Worried Girl, I'd like to suggest that you check out Adult Children of Alcoholics meetings. They are an off-shoot of Al-Anon. I actually got more out of them than the Al-Anon meetings. You can look up Alcoholics Anonymous in the phone book; call and ask if there are any ACOA meetings in your vicinity. Everyone there is going through, or has been through, what you are. Even after cutting my mother out of my life, I went through a period of grieving--not for her, but for what would never be, even if she were still in my life. She would never be the mom I wanted and needed her to be...and I grieved that loss.

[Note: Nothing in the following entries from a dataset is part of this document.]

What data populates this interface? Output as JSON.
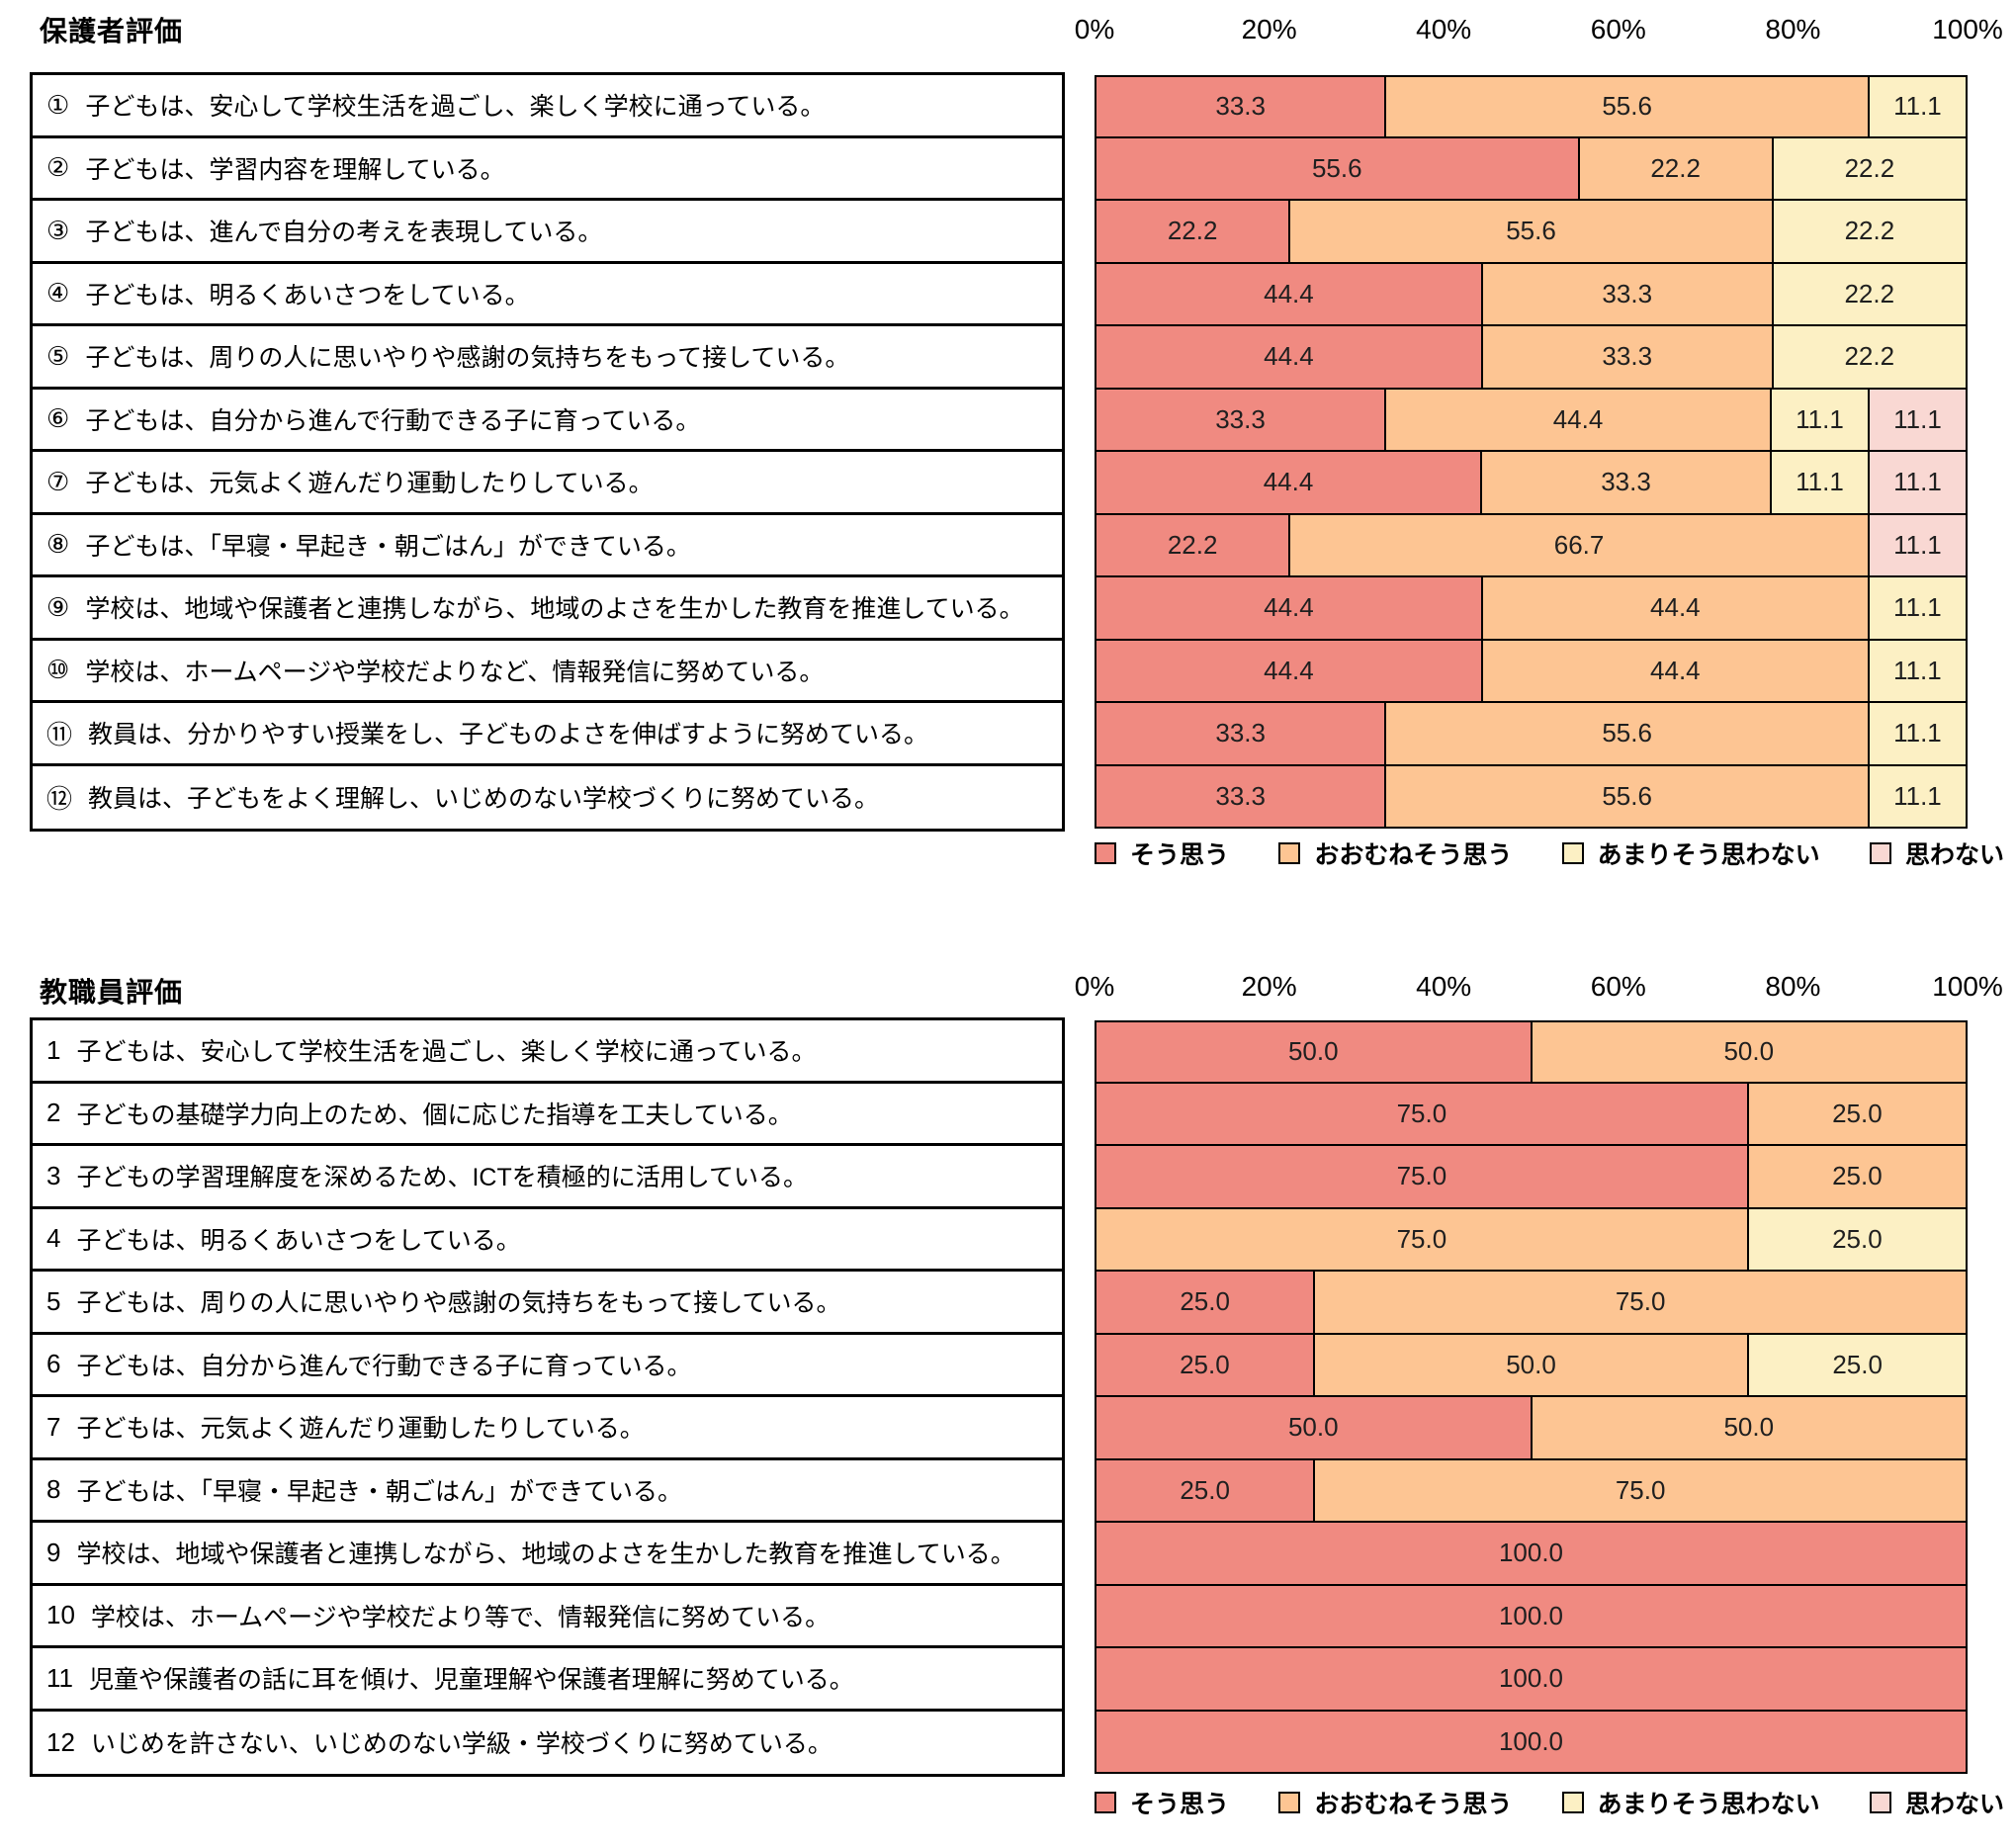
{
  "chart_data": [
    {
      "type": "bar",
      "variant": "stacked-horizontal",
      "title": "保護者評価",
      "xlim": [
        0,
        100
      ],
      "x_ticks": [
        "0%",
        "20%",
        "40%",
        "60%",
        "80%",
        "100%"
      ],
      "unit": "%",
      "value_label_format": "one-decimal",
      "legend_position": "bottom",
      "category_numbers": [
        "①",
        "②",
        "③",
        "④",
        "⑤",
        "⑥",
        "⑦",
        "⑧",
        "⑨",
        "⑩",
        "⑪",
        "⑫"
      ],
      "categories": [
        "子どもは、安心して学校生活を過ごし、楽しく学校に通っている。",
        "子どもは、学習内容を理解している。",
        "子どもは、進んで自分の考えを表現している。",
        "子どもは、明るくあいさつをしている。",
        "子どもは、周りの人に思いやりや感謝の気持ちをもって接している。",
        "子どもは、自分から進んで行動できる子に育っている。",
        "子どもは、元気よく遊んだり運動したりしている。",
        "子どもは、「早寝・早起き・朝ごはん」ができている。",
        "学校は、地域や保護者と連携しながら、地域のよさを生かした教育を推進している。",
        "学校は、ホームページや学校だよりなど、情報発信に努めている。",
        "教員は、分かりやすい授業をし、子どものよさを伸ばすように努めている。",
        "教員は、子どもをよく理解し、いじめのない学校づくりに努めている。"
      ],
      "series": [
        {
          "name": "そう思う",
          "color": "#F08A81",
          "values": [
            33.3,
            55.6,
            22.2,
            44.4,
            44.4,
            33.3,
            44.4,
            22.2,
            44.4,
            44.4,
            33.3,
            33.3
          ]
        },
        {
          "name": "おおむねそう思う",
          "color": "#FDC593",
          "values": [
            55.6,
            22.2,
            55.6,
            33.3,
            33.3,
            44.4,
            33.3,
            66.7,
            44.4,
            44.4,
            55.6,
            55.6
          ]
        },
        {
          "name": "あまりそう思わない",
          "color": "#FCF0C4",
          "values": [
            11.1,
            22.2,
            22.2,
            22.2,
            22.2,
            11.1,
            11.1,
            0,
            11.1,
            11.1,
            11.1,
            11.1
          ]
        },
        {
          "name": "思わない",
          "color": "#F9D8D3",
          "values": [
            0,
            0,
            0,
            0,
            0,
            11.1,
            11.1,
            11.1,
            0,
            0,
            0,
            0
          ]
        }
      ]
    },
    {
      "type": "bar",
      "variant": "stacked-horizontal",
      "title": "教職員評価",
      "xlim": [
        0,
        100
      ],
      "x_ticks": [
        "0%",
        "20%",
        "40%",
        "60%",
        "80%",
        "100%"
      ],
      "unit": "%",
      "value_label_format": "one-decimal",
      "legend_position": "bottom",
      "category_numbers": [
        "1",
        "2",
        "3",
        "4",
        "5",
        "6",
        "7",
        "8",
        "9",
        "10",
        "11",
        "12"
      ],
      "categories": [
        "子どもは、安心して学校生活を過ごし、楽しく学校に通っている。",
        "子どもの基礎学力向上のため、個に応じた指導を工夫している。",
        "子どもの学習理解度を深めるため、ICTを積極的に活用している。",
        "子どもは、明るくあいさつをしている。",
        "子どもは、周りの人に思いやりや感謝の気持ちをもって接している。",
        "子どもは、自分から進んで行動できる子に育っている。",
        "子どもは、元気よく遊んだり運動したりしている。",
        "子どもは、「早寝・早起き・朝ごはん」ができている。",
        "学校は、地域や保護者と連携しながら、地域のよさを生かした教育を推進している。",
        "学校は、ホームページや学校だより等で、情報発信に努めている。",
        "児童や保護者の話に耳を傾け、児童理解や保護者理解に努めている。",
        "いじめを許さない、いじめのない学級・学校づくりに努めている。"
      ],
      "series": [
        {
          "name": "そう思う",
          "color": "#F08A81",
          "values": [
            50.0,
            75.0,
            75.0,
            0,
            25.0,
            25.0,
            50.0,
            25.0,
            100.0,
            100.0,
            100.0,
            100.0
          ]
        },
        {
          "name": "おおむねそう思う",
          "color": "#FDC593",
          "values": [
            50.0,
            25.0,
            25.0,
            75.0,
            75.0,
            50.0,
            50.0,
            75.0,
            0,
            0,
            0,
            0
          ]
        },
        {
          "name": "あまりそう思わない",
          "color": "#FCF0C4",
          "values": [
            0,
            0,
            0,
            25.0,
            0,
            25.0,
            0,
            0,
            0,
            0,
            0,
            0
          ]
        },
        {
          "name": "思わない",
          "color": "#F9D8D3",
          "values": [
            0,
            0,
            0,
            0,
            0,
            0,
            0,
            0,
            0,
            0,
            0,
            0
          ]
        }
      ]
    }
  ]
}
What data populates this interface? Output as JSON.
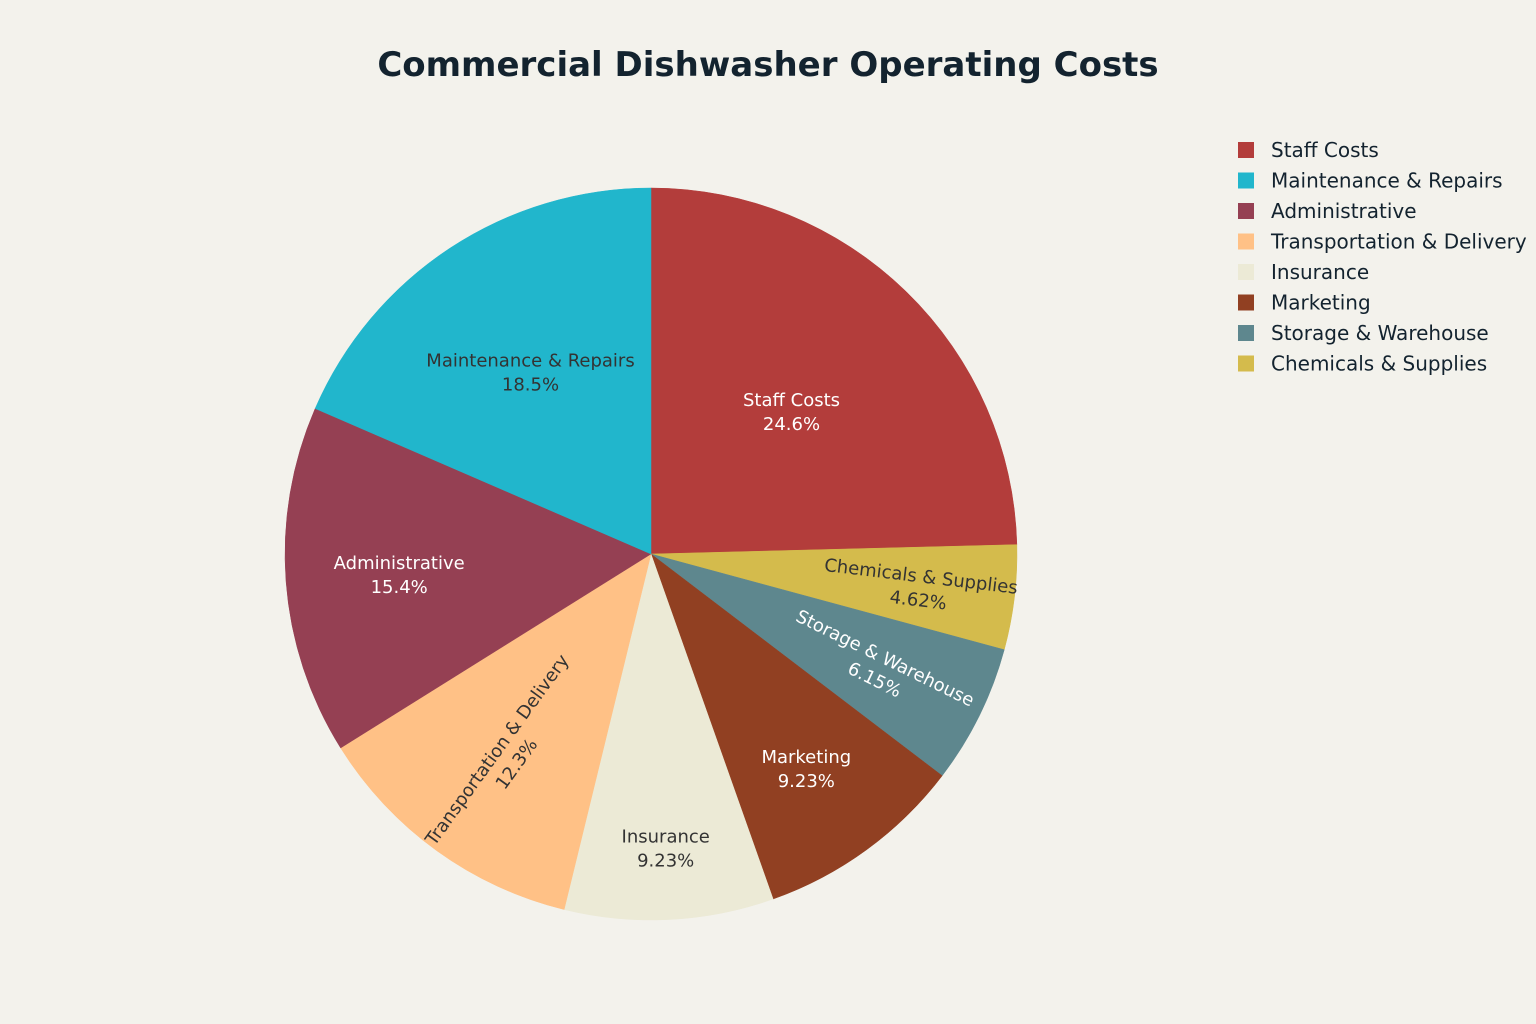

One thing I want you to get straight in your head and heart is that nothing she does is because of you or anything you have done or not done. YOU ARE NOT AT FAULT. YOU ARE NOT RESPONSIBLE FOR HER CHOICES!! Self-centeredness is part of addiction. Everything is me, me, me and the alcoholic/addict has no insight at all into how their actions are affecting others. They are really blind to that and incapable of behaving any other way--unless they get sober and learn more about themselves, along with a willingness to change.
If your mom kills herself by drinking or by her own hand, IT IS NOT YOUR FAULT. You can bend over backwards for her and I assure you it is not going to make any difference in her feelings or lack of them. And that is a very hard pill to swallow.
My thoughts and prayers are with you, as always.